Who thought things could be so complicated? In the private sector, we never have to talk about these complications in our annual reports.
Posted by: Countme-In | April 09, 2017 at 10:50 AM
"According to the Financial Times, Carrier Strike Group 1, including the Nimitz-class supercarrier USS Carl Vinson, is now headed for the Korean peninsula. The article states that Trump also spoke by phone with Japan's Prime Minister and South Korea's acting President this weekend."
So, I guess I should alert my son to cancel that planned visit to the academic conference in Seoul in June.

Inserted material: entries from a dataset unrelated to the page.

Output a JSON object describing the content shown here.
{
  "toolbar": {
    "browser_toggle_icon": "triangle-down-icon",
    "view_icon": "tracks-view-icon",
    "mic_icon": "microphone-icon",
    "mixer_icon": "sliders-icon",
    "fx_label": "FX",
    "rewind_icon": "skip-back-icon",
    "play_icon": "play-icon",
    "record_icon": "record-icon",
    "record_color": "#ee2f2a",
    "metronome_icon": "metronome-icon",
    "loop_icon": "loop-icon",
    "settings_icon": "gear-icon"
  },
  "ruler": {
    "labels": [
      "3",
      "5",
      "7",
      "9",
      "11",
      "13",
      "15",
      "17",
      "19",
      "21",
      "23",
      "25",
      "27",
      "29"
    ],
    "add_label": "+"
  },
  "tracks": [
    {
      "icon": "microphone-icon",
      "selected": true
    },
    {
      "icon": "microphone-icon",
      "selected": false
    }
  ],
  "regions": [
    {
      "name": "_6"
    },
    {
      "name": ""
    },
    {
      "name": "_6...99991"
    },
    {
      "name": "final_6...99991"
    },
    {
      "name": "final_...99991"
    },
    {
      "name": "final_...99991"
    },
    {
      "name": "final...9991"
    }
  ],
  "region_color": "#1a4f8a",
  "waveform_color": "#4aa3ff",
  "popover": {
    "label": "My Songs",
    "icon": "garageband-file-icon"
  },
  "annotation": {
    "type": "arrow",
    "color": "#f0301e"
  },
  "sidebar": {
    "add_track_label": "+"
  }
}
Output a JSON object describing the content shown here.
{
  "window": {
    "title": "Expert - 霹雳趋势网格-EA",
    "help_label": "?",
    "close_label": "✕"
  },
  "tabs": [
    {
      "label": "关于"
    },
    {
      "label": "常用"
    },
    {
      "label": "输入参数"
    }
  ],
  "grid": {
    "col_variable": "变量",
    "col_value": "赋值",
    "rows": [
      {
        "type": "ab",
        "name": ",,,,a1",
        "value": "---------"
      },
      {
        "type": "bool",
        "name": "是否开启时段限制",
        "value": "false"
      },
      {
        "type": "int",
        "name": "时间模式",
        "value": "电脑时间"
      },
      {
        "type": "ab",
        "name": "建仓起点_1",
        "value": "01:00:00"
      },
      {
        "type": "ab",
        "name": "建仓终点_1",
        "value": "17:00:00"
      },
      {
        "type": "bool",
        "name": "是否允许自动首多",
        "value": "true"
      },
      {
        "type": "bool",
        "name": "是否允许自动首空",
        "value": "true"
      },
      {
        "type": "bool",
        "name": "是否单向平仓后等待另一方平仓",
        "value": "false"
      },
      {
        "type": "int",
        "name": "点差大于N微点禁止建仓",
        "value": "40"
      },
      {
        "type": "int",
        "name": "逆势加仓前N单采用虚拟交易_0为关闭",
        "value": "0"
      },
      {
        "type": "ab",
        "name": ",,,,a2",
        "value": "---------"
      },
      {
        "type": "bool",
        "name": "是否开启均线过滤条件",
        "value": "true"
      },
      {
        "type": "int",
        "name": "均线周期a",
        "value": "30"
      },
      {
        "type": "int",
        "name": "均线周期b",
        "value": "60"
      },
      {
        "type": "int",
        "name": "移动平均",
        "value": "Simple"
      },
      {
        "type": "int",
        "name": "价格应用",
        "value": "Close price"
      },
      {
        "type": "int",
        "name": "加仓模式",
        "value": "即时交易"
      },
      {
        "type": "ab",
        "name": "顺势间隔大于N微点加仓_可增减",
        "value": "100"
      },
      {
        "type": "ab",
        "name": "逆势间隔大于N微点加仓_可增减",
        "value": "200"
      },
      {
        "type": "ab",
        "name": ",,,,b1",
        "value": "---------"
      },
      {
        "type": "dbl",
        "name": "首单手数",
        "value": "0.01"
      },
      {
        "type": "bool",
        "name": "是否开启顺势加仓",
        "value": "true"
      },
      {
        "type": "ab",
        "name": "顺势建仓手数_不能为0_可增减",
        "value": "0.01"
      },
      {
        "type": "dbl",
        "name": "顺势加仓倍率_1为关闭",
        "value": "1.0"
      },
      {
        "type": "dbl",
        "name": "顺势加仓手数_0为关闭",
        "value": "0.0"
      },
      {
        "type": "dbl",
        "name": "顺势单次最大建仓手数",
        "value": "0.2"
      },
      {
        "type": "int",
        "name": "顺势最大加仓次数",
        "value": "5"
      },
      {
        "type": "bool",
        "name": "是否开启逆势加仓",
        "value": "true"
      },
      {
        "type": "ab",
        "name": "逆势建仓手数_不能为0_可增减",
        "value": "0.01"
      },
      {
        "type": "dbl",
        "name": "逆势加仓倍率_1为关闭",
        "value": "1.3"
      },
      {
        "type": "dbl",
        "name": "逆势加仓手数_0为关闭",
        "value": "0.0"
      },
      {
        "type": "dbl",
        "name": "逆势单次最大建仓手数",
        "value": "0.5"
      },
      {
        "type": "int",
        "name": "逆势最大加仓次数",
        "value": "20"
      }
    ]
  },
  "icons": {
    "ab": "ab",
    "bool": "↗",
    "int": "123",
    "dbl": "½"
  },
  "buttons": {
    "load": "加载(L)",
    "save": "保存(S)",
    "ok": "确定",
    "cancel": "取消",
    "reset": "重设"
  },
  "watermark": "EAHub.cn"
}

Posted by: Countme-In | April 09, 2017 at 10:53 AM
"madness!"
commander shears.
Posted by: bobbyp | April 09, 2017 at 11:29 AM
Rule of recent elections: No matter whom you vote for, you always wind up with John McCain.
Posted by: CharlesWT | April 09, 2017 at 12:20 PM
Carrier Strike Group 1, including the Nimitz-class supercarrier USS Carl Vinson, is now headed for the Korean peninsula
time to get the hell out of seoul.
yeah, I know the count already said it. it bears repeating.
Posted by: russell | April 09, 2017 at 01:20 PM
"No matter whom you vote for, you always wind up with John McCain."
Now we know how the North Vietnamese felt.
Posted by: Countme-In | April 09, 2017 at 01:33 PM
https://www.balloon-juice.com/2017/04/09/open-thread-never-let-it-be-forgotten/https:
John McCain knew all about the theft of our Presidential election too, way ahead of time.
Kill em all.
Posted by: Countme-In | April 09, 2017 at 04:26 PM
McCain had better figure right now if his adopted Bangladeshi daughter is a legal American citizen before the rightwing c*nts and cucks in Arizona send the nigger back where she came from:
http://www.philly.com/philly/news/Adopted-from-Vietnam-as-a-baby---but-told-shes-not-an-American-citizen.html
courtesy of eschaton
Posted by: Countme-In | April 09, 2017 at 04:44 PM
When billmon closed down the Whiskey Bar, a group of the afficianados appropriated the blog template and set up Moon of Alabama, where the posters and commentariat
1. Appear to be deeply involved in defense and national security matters
2. Appear to be even more cynical than I
Here's their recent bit about the cruise missile bombardment of the Syrian airstrip :
http://www.moonofalabama.org/2017/04/trumps-khan-sheikoun-production.html
Posted by: joel hanes | April 09, 2017 at 05:04 PM
Great link, joel.
Posted by: Countme-In | April 09, 2017 at 05:13 PM
The only numbers here that look juked are the gun death totals .... any self-respecting American knows we need more gun deaths per annum in this country to rescue Sturm and Ruger's flagging share price.
http://www.dailykos.com/stories/2017/4/9/1648642/-The-opioid-overdose-epidemic-hypocrisy-of-Donald-Trump
Looks to me like trump is trying to proof that throwing money AWAY FROM the opioid epidemic problem never solved anything.